De la nécropole située sous la basilique Saint-Pierre, une fresque murale réapparaît qui révèle le visage secret du christianisme primitif.
Une ancienne fresque murale sur l'Évangile refait surface dans la Basilique Saint-Pierre, au Vatican, grâce aux études de l'archéologue Margherita Guarducci : un témoignage unique de la nécropole vaticane
Sous le maître-autel de la basilique Saint-Pierre, au Vatican, et à l'abri de la magnificence du baldaquin du Bernin, refait surface l'étonnante histoire d'une peinture murale sur l'Évangile datant de la période comprise entre la fin du IIIe et le début du IVe siècle. Ce n'est pas une découverte récente, mais elle revient aujourd'hui au centre de l'attention grâce à un livre qui a refait surface après des décennies de silence, remis dans les années 1990 au seul témoin direct encore en vie : le prêtre espagnol Don Alfredo Fernández Martín.
L'œuvre en question n'est plus visible depuis longtemps. Il s'agissait de graffitis dessinés sur le stuc d'une niche funéraire païenne, à l'intérieur de la vaste nécropole qui s'étend sous le sol de la basilique. À environ vingt-deux mètres du lieu de sépulture attribué à saint Pierre, les panneaux dessinaient les silhouettes des têtes du Christ et de l'apôtre Pierre, accompagnées de quatre mots grecs à la valeur théologique sans équivoque : catabasis, anabasis, anastase Et dexiost(a)sisou descente aux enfers, ascension, résurrection et « s'asseoir à la droite du Père ». Une synthèse extraordinairement précoce de la profession de foi.

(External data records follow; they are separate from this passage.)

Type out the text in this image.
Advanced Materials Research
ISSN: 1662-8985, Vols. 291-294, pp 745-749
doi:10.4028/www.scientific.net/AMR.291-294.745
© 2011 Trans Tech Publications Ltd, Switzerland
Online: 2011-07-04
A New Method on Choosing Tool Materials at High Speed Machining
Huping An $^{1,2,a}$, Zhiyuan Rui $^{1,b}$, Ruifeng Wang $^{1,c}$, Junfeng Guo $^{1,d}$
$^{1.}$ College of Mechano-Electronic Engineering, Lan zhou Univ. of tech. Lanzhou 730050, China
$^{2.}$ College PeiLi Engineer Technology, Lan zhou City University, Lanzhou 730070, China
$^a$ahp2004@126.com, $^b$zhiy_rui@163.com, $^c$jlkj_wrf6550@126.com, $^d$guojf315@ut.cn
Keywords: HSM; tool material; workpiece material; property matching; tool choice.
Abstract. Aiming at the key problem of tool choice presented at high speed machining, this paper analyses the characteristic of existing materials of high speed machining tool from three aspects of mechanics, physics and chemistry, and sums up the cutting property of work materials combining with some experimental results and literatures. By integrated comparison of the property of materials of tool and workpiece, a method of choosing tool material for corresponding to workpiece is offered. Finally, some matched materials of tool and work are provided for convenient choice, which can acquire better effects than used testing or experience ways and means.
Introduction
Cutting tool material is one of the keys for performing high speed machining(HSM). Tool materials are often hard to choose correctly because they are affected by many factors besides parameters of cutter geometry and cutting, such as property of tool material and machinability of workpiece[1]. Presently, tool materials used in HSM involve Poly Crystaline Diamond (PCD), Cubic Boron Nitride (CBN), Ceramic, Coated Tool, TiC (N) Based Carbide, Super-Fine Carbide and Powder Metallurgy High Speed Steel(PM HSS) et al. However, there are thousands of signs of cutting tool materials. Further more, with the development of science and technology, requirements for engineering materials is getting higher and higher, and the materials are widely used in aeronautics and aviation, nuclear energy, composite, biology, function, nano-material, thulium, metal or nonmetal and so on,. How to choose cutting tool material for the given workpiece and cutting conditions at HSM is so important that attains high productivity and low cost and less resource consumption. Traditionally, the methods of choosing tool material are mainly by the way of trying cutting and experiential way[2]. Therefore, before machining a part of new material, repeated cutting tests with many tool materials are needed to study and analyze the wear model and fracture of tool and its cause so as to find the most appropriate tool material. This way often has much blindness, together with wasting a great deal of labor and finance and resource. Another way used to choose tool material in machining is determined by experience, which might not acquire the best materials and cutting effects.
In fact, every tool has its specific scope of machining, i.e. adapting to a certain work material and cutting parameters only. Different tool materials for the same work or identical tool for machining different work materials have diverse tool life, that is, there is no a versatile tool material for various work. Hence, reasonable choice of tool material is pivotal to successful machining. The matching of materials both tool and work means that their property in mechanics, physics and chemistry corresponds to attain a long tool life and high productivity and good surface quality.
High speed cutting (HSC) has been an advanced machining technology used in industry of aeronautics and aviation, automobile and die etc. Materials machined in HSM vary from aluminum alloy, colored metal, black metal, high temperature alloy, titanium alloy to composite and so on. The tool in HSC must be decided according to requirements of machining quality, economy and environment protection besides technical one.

L'archéologue qui a réécrit l'histoire des sépultures du Vatican
Le mérite de la découverte est lié à la figure imposante de Margherita Guarducci, née en 1902 et décédée en 1999, épigraphe aujourd'hui considérée comme une géante disciplinaire, bien que pas toujours reconnue de son vivant. A seulement vingt-neuf ans, déjà professeur titulaire de « La Sapienza », chercheur en Crète, directeur de l'École nationale d'archéologie, membre des Lincei depuis 1956 : une carrière que qualifier de sensationnelle est un euphémisme.
Dans les années 1950, il fut également le protagoniste de l'identification des reliques attribuées à saint Pierre, découverte qui amena Paul VI, en juin 1968, à déclarer publiquement qu'il avait obtenu « les rares mais sacro-saintes dépouille mortelles de l'Apôtre ».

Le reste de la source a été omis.